For the millions of Americans impacted by addiction, it’s no surprise that the pandemic has worsened an already tragic issue. Isolation, unemployment, loss of treatment access and support – it’s been a difficult time for those in recovery and their loved ones. In fact, during the pandemic, every state in the country has experienced an increase in opioid overdose death.

August 31st is International Overdose Awareness Day, a global event to remember those that have passed too soon from overdose deaths. Now more than ever, it is important to recognize this observance and address this public health crisis. This year, we remember Taylor Rhodes.

Taylor was 15 years old when he was prescribed opioids following a tennis injury that required shoulder surgery. Later, he would tell his family that taking these opioids made him feel “normal” for the first time. His parents did all they could to get him the care he needed, but the treatment facilities only dealt with his substance use disorder and never addressed the underlying mental health issues that exacerbated his addiction. Taylor succumbed to the disease in 2019 following an accidental overdose at just 20 years old.

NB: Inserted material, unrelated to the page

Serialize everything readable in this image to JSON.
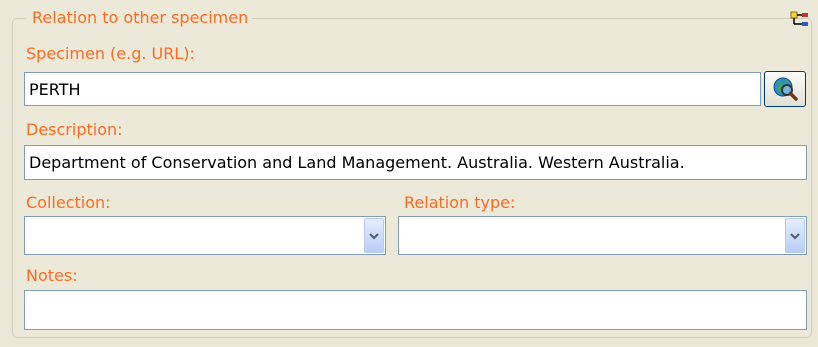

The stigma behind substance user disorder and mental health plays a huge role in treatment. That is why Taylor’s mom, Kerri Rhodes, is passionate about sharing his story. She has turned her grief into advocacy by educating the public about pain management options like non-opioids. Despite the well-known risks linked to opioids, they continue to be viewed as the gold standard of pain management; in fact, 90% of patients undergoing a surgical procedure are prescribed opioids. At the time of Taylor’s surgery, Kerri had no idea that there were other pain management options available. They trusted their doctor’s advice and filled Taylor’s prescription without a serious conversation on the risks and side effects that come with taking these medications. Now, Kerri advocates for parents to be involved in their child’s surgical experience, including having a discussion with the doctor about alternatives to opioids.

Following Taylor’s death, his sister, Blair, faced a similar injury that also required surgery. Through talking with her doctor and sharing his story, she was finally given the choice to have a non-opioid option to help manage her postsurgical pain. It shouldn’t be so hard for patients to have access to these alternatives – regardless of whether they’ve been impacted by addiction. We must continue to provide education and resources that empower people to ask questions and make informed decisions about pain management for themselves and their loved ones. The loss the Rhodes family endured is one of thousands that highlight the need to prevent unnecessary opioid exposure. There were other options that could have kept Taylor from going down the path of addiction.

When speaking with your physician as a patient or a caregiver, it is important to ask about you pain management plan and the best way to avoid unnecessary opioid exposure. There are long-acting, non-opioid medications available that can reduce unnecessary opioid exposure and, in some cases, completely eliminate them.